As a woman of BME background, my success story has been one with challenges as well as triumphs. My parents studied in the UK in the 1960’s and decided to relocate back to their home country of Nigeria in the early 1970’s to raise my siblings and I, this enabled us to connect to our culture and heritage. Being raised in Nigeria, I was not subjected to discrimination regarding my race.
Both of my parents had careers which inspired me. Having parents with successful careers also gave me something to aspire too. My parents brought my siblings and I up with a ‘can do’ attitude and always affirmed to us that the world is our oyster. I believe this mind set is vital and a key to my success.
In 1998 I left the shores as a graduate, motivated and enthusiastic to accomplish the goals I had set myself. I enrolled on a Master’s degree programme in Information Technology (IT) in the UK at a time where demand for individuals with such expertise was well sought after, at the onset of the millennium. The rise of the IT sector paved ways for BME people in professional settings. As a result, there was a large influx of individuals with such skills migrating to the UK and being recruited into these roles.

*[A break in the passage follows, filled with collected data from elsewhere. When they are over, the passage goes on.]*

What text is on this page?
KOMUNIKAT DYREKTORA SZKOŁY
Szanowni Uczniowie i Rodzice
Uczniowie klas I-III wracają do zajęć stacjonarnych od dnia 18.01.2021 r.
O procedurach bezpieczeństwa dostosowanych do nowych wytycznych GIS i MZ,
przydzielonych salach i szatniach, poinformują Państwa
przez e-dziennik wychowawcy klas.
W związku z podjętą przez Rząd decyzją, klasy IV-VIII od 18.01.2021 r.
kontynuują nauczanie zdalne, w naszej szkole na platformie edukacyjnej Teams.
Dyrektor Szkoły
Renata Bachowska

Starting my career in IT aided me into the corporate world as I felt that in such roles, race didn’t matter, what mattered was what you can deliver and the outcomes achieved.
Very early on in my career, I found there was a lack of support and guidance for independent and ambitious young black women like myself. It was also noticeable that the further I progressed in my career, the fewer BME faces I saw at the higher levels. Don’t get me wrong, most of the places I have worked at have been welcoming but there are so many layers to discrimination and unfortunately people may not even be consciously doing it.
In recent years, I found it surprising whilst working in London, a city so multicultural and home to people of all backgrounds and races that on so many occasions I was still the only person of colour at senior management tables and leadership forums. It is disappointing to see the lack of diversity in a city such as London, where 41% of NHS staff and 45% of the population are from BME backgrounds, this is also evidenced in the extensive research done by NHSE of substantial under-representation of BME staff in senior leadership positions in the NHS including on Trust Boards.
Since joining HPFT I am impressed with what I have seen. I am proud to be in an organisation where I am not the only person of colour on the board. I have felt so welcomed and am delighted to be at a Trust which actively promotes diversity. I am keen to build on this and I would love to see more BME staff progressing in their careers and in management roles.
I want my BME colleagues at all levels to feel empowered. I hope that this series of case studies brings support to staff, provides stories which people can relate to and most importantly inspire.